Returns a Bool indicating whether the string consists of just lowercase characters, or is empty.

is-sha1

say is-sha1 "abcd abce abde";  # False
say is-sha1 "356A192B7913B04C54574D18C28D46E6395428AB";  # True

Return a Bool indicating whether the given string is a SHA1 string (40 chars and only containing 0123456789ABCDEF).

is-uppercase

say is-uppercase("FOOBAR");  # True
say is-uppercase("FooBar");  # False
say is-uppercase("");        # True

Returns a Bool indicating whether the string consists of just uppercase characters, or is empty.

is-whitespace

say is-whitespace("\t \n");  # True
say is-whitespace("\ta\n");  # False
say is-whitespace("");       # True

Returns a Bool indicating whether the string consists of just whitespace characters, or is empty.

leading-whitespace

dd leading-whitespace("foo");      # ""
dd leading-whitespace(" \t foo");  # " \t "
dd leading-whitespace(" \t ");     # " \t "
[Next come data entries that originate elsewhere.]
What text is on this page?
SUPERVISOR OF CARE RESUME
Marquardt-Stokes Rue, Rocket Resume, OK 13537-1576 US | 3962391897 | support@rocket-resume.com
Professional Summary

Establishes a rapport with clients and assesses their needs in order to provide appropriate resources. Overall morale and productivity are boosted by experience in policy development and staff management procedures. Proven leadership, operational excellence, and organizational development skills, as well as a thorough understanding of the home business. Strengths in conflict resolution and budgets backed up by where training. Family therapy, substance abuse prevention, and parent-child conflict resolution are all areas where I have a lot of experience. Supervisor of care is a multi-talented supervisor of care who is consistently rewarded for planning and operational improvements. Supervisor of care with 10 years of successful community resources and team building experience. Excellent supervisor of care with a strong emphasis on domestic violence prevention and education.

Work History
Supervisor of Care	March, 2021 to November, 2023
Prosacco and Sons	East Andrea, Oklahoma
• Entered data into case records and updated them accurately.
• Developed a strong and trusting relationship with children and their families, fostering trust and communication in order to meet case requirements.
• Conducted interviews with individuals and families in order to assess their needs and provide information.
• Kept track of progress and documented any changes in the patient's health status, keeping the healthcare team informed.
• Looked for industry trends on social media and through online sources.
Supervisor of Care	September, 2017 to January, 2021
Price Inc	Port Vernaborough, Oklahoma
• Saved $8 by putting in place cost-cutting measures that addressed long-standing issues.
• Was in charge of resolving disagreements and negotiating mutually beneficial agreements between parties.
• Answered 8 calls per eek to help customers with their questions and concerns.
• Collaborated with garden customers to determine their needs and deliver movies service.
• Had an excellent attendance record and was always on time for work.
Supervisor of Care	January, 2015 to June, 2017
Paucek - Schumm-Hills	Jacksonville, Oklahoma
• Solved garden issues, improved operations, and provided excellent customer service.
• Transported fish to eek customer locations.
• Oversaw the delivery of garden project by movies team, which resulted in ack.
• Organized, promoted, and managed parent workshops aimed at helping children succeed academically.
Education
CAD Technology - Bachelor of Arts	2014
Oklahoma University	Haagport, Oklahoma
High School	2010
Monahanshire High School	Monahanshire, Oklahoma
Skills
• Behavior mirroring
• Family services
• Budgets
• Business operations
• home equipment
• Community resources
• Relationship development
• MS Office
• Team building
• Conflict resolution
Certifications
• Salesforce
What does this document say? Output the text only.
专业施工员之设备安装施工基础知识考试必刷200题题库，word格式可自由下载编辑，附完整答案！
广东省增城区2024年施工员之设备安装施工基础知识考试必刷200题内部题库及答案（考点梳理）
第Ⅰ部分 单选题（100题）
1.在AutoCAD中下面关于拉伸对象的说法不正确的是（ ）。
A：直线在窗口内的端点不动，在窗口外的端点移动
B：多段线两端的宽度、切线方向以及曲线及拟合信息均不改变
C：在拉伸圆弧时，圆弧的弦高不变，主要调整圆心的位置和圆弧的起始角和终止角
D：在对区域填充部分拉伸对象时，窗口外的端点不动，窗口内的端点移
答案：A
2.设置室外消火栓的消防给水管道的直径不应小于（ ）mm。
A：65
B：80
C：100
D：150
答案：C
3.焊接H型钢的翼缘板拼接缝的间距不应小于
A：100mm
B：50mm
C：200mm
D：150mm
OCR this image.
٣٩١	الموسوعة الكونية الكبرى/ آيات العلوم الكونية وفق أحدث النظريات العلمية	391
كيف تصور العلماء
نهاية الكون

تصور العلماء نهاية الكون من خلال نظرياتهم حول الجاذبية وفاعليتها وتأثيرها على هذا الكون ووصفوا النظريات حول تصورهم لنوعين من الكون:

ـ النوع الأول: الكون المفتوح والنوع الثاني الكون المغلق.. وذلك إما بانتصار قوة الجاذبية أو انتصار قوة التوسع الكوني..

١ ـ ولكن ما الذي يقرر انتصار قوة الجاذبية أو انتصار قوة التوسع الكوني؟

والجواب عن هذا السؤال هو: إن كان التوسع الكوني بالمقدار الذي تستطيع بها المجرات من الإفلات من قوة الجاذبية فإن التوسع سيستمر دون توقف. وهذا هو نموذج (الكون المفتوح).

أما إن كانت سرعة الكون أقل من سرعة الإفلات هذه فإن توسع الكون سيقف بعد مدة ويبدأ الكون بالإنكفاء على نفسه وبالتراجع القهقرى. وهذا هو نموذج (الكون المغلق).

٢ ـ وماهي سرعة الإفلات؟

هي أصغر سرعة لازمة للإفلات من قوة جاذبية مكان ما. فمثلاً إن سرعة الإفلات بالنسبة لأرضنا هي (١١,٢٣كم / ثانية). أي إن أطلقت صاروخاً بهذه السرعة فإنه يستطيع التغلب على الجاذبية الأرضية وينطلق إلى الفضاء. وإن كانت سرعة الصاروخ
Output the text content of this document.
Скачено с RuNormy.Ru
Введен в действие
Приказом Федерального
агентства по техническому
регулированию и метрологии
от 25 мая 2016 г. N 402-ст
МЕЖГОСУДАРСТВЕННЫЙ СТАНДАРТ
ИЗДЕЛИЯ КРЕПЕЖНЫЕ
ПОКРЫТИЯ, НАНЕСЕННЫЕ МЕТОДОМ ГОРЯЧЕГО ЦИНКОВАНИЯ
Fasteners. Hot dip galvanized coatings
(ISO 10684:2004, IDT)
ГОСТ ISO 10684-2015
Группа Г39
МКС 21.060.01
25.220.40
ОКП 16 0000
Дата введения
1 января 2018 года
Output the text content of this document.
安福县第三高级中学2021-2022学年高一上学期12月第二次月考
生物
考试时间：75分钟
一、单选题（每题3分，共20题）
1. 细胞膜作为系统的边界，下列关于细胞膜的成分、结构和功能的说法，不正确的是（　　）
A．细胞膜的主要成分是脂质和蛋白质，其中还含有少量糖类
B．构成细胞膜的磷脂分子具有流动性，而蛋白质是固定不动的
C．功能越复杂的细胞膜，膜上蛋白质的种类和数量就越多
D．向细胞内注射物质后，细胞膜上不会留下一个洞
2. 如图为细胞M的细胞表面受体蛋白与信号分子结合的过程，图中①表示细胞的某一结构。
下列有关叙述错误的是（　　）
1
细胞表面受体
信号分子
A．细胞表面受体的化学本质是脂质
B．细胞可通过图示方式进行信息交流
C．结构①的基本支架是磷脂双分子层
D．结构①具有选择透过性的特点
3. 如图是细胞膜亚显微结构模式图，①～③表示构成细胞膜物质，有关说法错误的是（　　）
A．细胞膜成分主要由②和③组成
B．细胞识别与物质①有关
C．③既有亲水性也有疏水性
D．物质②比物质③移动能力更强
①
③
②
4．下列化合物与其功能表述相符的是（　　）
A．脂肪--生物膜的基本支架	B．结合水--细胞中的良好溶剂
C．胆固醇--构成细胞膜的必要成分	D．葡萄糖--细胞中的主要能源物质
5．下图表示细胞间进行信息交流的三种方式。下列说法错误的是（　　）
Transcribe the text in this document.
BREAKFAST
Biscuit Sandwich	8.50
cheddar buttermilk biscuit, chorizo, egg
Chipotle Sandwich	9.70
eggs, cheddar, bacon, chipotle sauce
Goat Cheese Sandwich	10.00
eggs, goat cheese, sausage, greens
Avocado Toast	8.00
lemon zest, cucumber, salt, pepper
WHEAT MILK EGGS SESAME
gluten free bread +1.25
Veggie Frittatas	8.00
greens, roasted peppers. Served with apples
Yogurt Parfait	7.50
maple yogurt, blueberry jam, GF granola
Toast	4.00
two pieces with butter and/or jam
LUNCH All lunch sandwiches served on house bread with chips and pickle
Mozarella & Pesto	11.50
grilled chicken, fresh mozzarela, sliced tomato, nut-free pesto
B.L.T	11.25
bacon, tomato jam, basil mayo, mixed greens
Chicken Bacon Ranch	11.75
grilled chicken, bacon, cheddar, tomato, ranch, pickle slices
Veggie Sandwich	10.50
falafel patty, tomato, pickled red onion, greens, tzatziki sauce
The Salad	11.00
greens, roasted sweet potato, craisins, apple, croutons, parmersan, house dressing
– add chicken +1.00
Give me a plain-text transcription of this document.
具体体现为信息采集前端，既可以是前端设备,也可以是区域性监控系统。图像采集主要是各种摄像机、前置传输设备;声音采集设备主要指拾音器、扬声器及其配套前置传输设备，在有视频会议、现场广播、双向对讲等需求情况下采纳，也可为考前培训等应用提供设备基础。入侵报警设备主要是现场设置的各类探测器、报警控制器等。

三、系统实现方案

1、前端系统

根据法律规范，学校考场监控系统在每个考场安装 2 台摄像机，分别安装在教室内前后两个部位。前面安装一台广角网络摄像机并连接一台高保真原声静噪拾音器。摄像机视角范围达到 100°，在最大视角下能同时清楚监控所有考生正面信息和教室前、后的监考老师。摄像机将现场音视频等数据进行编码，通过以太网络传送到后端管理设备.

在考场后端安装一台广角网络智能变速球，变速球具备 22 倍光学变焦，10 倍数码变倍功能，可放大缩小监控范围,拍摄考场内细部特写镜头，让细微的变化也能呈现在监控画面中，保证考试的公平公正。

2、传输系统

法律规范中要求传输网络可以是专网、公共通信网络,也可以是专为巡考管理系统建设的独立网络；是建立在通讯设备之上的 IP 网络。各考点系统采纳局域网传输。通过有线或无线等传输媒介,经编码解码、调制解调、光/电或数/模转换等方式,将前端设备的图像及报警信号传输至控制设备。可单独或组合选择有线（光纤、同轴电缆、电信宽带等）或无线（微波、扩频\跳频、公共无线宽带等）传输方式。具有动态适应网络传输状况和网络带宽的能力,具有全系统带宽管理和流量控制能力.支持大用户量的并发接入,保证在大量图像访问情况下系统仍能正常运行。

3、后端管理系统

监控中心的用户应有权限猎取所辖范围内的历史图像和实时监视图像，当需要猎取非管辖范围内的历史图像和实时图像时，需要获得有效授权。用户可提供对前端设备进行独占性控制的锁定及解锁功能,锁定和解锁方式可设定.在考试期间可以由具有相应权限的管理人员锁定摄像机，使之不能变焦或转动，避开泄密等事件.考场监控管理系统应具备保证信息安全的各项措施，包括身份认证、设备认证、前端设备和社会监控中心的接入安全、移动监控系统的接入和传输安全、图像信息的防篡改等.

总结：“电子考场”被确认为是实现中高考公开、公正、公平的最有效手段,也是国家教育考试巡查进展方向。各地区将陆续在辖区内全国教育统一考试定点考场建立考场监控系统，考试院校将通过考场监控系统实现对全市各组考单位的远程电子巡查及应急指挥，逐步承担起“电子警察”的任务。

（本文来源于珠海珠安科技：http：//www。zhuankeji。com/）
Returns a Str containing any leading whitespace of the given string.

leaf

say leaf <zip.txt zop.txt ff.txt>;  # .txt

Return the common end of the given strings, or the empty string if no common string could be found. See also root.

letters

say letters("//foo:bar");  # foobar

Returns all of the alphanumeric characters in the given string as a string.

ngram

say ngram "foobar", 3;            # foo oob oba bar

say ngram "foobar", 4, :partial;  # foob ooba obar bar ar r

Return a sequence of substrings of the given size, while only moving up one position at a time in the original string. Optionally takes a :partial flag to also produce incomplete substrings at the end of the sequence.

nomark

say nomark("élève");  # eleve

Returns the given string with any diacritcs removed.

non-word

say non-word "foobar";   # False

say non-word "foo/bar";  # True

Returns a Bool indicating whether the string contained any non-word characters.

paragraphs

.say for paragraphs($path.IO.lines);   # …
.say for paragraphs("a\n\nb");         # 0 => a␤2 => b␤
.say for paragraphs("a\n\nb", 1);      # 1 => a␤3 => b␤

Lazily produces a Seq of Pairs with paragraphs from a Seq or string in which the key is the line number where the paragraph starts, and the value is the paragraph (without last trailing newline).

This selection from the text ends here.